As if we needed more of a reminder of our vulnerability, there is life expectancy, the fundamental indicator of population health. As recently announced by USA Today and others, life expectancy in this country dropped for the second consecutive year in 2021. Counting the first two years of the COVID-19 pandemic, “The estimated American lifespan has shortened by (approximately) three years. The last comparable decrease happened in the early 1940s, during the height of World War II,” says the USA Today report.
While COVID-19 deaths were the main reason for the decline, other contributors to the decline reflect longstanding problems we have yet to overcome. “The second largest contributor was deaths from accidental injuries — primarily from drug overdoses, which killed a record-breaking 107,000 Americans last year,” reports Mike Stobbe of the Associated Press. Other factors include heart disease, suicide and chronic liver disease.
While the full impact of the pandemic’s collateral damage continues to be tallied, much of it appears to be self-inflicted. As reported by The New York Times, a new study shows that “the number of Americans who died of alcohol-related causes increased precipitously during the first year of the pandemic, as routines were disrupted, support networks frayed, and treatment was delayed.”
Writes the New York Times’ Roni Caryn Rabin, a number of studies suggest that Americans drank more to cope with the stress of the pandemic. “Binge drinking increased, as did emergency room visits for alcohol withdrawal.
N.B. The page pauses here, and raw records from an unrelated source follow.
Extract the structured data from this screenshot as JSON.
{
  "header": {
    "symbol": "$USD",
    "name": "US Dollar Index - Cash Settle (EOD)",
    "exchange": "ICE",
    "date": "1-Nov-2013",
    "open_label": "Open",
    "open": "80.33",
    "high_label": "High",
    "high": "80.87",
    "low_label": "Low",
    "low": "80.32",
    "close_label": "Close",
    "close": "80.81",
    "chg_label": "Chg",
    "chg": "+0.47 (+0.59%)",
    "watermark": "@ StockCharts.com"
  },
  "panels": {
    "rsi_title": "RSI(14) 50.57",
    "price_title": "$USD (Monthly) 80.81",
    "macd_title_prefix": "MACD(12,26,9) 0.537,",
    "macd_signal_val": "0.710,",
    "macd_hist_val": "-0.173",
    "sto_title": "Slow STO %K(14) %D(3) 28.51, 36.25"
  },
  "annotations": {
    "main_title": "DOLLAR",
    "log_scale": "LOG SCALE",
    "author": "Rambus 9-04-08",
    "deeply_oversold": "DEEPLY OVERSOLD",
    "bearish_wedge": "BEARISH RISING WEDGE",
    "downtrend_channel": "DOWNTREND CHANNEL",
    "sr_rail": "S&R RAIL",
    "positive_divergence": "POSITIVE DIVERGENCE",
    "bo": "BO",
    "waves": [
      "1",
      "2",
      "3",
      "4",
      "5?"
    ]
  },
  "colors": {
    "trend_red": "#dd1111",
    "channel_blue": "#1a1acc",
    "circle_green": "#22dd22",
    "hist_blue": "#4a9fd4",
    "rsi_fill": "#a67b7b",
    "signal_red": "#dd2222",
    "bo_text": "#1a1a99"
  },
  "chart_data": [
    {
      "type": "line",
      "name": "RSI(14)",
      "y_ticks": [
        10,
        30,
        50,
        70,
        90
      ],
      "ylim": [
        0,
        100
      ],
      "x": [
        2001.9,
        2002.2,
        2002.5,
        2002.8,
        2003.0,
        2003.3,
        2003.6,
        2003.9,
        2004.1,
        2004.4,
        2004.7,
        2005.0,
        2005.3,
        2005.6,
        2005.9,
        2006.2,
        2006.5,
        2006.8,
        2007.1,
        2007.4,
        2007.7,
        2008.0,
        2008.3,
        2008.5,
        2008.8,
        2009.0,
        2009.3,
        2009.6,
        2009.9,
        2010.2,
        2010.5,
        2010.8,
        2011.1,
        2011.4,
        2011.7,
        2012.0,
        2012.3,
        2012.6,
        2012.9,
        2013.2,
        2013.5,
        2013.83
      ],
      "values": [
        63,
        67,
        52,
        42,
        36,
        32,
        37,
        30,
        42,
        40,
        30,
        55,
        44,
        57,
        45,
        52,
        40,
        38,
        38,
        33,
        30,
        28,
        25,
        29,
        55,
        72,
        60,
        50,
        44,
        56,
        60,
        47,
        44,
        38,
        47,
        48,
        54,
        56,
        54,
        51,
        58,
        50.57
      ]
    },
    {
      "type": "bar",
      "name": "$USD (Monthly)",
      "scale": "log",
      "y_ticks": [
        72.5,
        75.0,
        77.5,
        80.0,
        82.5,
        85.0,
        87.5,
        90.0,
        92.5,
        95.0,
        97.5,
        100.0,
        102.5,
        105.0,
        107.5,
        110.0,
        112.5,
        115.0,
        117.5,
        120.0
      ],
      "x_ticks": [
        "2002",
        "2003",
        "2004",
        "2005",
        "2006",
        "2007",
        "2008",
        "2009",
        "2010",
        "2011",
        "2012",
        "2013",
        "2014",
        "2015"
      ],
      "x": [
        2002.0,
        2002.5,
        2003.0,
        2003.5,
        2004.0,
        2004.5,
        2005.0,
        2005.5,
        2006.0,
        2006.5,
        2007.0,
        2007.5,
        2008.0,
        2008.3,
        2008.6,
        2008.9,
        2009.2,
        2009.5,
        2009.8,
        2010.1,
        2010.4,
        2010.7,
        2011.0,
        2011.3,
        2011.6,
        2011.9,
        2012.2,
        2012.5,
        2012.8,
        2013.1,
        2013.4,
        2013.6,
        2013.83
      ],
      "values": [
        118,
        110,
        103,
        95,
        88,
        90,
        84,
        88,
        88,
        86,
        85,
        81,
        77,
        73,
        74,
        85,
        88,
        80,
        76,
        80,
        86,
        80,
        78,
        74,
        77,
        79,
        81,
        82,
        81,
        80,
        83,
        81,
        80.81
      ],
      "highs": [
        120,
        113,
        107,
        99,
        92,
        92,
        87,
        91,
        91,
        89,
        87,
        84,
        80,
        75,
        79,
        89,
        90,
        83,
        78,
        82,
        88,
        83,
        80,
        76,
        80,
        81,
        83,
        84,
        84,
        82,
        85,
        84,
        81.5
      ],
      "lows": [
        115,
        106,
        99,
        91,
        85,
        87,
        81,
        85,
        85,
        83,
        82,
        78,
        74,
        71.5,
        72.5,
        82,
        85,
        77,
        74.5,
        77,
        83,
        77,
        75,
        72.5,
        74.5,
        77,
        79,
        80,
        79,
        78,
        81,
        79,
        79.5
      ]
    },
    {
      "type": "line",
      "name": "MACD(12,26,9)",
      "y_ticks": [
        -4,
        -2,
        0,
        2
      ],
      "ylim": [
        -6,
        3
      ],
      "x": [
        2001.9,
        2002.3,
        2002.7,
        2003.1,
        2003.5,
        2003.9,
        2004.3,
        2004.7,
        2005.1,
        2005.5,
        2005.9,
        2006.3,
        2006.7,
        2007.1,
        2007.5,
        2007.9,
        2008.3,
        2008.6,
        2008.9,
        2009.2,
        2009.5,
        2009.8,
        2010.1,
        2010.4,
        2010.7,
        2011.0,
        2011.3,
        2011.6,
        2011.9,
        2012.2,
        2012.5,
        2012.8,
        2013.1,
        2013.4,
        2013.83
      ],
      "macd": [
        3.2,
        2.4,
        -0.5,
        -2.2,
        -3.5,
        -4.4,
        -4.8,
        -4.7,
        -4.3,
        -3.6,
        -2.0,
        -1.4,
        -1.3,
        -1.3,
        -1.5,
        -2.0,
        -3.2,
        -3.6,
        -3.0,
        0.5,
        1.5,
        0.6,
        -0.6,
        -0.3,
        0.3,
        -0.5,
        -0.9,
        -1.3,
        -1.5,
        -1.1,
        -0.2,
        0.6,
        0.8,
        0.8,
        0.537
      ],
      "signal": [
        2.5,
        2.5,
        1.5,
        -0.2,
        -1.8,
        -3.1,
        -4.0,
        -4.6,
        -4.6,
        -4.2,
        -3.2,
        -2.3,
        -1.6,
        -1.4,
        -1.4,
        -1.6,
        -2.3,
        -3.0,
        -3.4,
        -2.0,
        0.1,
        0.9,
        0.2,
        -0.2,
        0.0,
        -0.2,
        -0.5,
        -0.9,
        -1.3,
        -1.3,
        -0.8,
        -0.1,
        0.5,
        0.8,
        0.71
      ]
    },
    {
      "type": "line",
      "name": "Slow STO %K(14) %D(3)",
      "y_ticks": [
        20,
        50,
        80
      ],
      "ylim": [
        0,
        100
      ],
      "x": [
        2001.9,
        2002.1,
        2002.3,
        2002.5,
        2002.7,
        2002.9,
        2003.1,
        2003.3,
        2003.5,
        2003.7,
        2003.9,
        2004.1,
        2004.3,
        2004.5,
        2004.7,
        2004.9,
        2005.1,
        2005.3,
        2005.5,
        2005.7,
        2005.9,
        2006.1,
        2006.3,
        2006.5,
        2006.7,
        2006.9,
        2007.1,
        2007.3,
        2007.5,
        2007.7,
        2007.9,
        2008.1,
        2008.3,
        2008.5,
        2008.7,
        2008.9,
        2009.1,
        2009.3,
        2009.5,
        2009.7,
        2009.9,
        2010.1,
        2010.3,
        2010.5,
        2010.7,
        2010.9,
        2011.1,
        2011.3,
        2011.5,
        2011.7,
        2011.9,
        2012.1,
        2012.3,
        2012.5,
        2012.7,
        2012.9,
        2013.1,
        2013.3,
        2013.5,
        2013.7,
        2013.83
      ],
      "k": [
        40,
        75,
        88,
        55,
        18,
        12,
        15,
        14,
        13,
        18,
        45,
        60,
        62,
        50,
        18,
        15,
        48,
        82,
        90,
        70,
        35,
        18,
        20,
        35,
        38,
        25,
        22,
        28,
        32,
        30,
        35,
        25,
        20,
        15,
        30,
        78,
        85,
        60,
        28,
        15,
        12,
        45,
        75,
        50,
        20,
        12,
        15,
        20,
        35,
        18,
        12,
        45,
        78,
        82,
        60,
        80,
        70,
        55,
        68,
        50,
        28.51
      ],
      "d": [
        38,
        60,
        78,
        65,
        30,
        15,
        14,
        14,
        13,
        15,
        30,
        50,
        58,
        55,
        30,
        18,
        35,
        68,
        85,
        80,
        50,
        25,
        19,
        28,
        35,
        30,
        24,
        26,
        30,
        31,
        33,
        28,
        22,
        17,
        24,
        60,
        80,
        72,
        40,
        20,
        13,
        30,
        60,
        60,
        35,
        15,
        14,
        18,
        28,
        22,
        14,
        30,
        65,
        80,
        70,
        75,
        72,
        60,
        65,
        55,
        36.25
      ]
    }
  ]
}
But the new report found that the number of alcohol-related deaths, including from liver disease and accidents, soared, rising to 99,017 in 2020, up from 78,927 the previous year — an increase of 25 percent in the number of deaths in one year.”
Adds Katherine Keyes, a professor of epidemiology at Columbia University, who was not involved in the study, “Mental health struggles were also becoming more prevalent before the pandemic, making people more susceptible to substance abuse.”
“We are entering an era in public health where we are talking more about promoting wellness and building resilient people,” says John Kelly, a professor of psychiatry at Harvard Medical School and the director of the Recovery Research Institute at Massachusetts General Hospital. “What we are doing now is not sufficient.”